The greatest measure of any sports game (or really any game) is the level of immersion that game provides. Those rare sports games will provide controls, visuals, and gameplay that allow that player to not only play a game, but also enjoy an experience nearly indistinguishable from the sport itself. And while my love for the NBA 2K franchise is well documented, I can’t help, when choosing this year’s sports game of the year, look at any game other than MLB 12: The Show.
With fully mastered control schemes (both of the standard controller and PS Move variety), an all-new animation system that avoids odd problems that have plagued baseball games over the years, and amazingly accurate commentary (again, let’s fix all those problems from years past), the game already achieves more than most similar genre games. Added to this package, though, is the ultimate in batter-versus-pitcher confrontation. It is easy to get lost in the pitch by pitch struggle to put the bat on the ball. The game builds unbelievable tension, right up until that payoff pitch. Working the count, putting a good swing on the ball and putting it over the fence feels like a real achievement.
I wish more sports games would attempt to truly reflect the sports they portrayed, but it is something that MLB 12: The Show does convincingly and decisively. Baseball is a game about the unavoidable collision between pitcher and batter. The folks over at developer Sony San Diego have put their expertise earned over several outstanding baseball releases into this effort, their crowning achievement.

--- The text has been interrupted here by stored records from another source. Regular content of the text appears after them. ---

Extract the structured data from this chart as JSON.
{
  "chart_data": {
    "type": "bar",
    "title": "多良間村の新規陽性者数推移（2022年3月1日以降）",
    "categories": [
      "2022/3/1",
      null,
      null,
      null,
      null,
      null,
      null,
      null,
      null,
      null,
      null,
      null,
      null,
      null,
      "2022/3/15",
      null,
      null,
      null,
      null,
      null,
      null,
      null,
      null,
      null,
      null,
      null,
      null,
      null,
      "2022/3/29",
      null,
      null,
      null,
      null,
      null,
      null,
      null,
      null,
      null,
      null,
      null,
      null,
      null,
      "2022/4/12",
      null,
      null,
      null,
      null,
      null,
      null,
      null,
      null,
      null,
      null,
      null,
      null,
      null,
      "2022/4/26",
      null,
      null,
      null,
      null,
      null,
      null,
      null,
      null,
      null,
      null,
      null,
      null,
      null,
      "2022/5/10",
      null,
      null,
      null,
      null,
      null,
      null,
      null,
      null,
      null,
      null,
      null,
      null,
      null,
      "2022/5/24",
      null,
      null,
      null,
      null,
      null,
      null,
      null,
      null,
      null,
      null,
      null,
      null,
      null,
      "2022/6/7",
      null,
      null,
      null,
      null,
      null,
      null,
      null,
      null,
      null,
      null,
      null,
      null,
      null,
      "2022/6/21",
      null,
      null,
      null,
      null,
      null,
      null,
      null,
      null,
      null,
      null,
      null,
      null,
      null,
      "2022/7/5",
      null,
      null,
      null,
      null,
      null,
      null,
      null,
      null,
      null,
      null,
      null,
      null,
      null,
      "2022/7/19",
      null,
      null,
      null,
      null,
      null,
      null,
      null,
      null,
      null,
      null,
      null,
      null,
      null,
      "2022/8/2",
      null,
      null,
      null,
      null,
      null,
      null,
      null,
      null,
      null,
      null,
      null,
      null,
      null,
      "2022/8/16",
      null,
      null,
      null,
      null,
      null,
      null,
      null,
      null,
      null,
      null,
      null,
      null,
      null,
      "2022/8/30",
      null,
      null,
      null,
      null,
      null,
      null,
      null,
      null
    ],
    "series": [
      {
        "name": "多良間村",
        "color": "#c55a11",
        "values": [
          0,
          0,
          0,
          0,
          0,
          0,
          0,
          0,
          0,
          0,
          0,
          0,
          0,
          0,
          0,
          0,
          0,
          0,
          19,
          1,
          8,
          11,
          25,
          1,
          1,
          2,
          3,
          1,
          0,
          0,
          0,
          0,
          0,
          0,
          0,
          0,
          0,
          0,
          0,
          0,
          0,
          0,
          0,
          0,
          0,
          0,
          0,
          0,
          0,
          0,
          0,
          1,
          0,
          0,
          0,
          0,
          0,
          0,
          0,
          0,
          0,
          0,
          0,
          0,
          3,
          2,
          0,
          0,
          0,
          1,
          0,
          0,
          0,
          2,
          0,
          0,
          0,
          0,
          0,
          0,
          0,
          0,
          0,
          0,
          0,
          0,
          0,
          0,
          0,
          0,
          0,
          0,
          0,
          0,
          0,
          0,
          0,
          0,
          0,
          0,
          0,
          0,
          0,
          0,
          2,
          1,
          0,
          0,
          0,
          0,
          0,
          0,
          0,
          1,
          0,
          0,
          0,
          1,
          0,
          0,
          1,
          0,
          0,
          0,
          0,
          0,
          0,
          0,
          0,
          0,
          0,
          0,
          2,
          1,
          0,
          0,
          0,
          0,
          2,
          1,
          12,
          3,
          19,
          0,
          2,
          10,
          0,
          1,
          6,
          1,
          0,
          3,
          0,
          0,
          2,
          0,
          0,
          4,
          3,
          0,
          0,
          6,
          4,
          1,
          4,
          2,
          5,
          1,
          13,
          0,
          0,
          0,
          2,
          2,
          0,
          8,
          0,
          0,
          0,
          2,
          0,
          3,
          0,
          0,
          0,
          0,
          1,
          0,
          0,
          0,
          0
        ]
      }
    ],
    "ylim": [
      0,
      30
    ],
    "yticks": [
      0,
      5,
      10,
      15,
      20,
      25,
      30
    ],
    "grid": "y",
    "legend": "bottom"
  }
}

-Tony Odett, Features Editor
With releases like NFL Blitz, Tony Hawk: Pro Skater HD and SSX, this year saw the return of extreme sports gaming to the forefront of gaming culture. While all three relied heavily on nostalgia to drum up support, it was only SSX that actually delivered a game worth talking about. SSX delivered the most competitive online multiplayer of the year, and it did not even have traditional online multiplayer functionality. Utilizing a modified version of Need for Speed’s Autolog, SSX pitted friends against each other via detailed ghost data and leaderboards and players went all in attempting to defeat race times and trick scores. It took asynchronous multiplayer to a new level and was amazingly fun at the same time. Simply put SSX was a joy.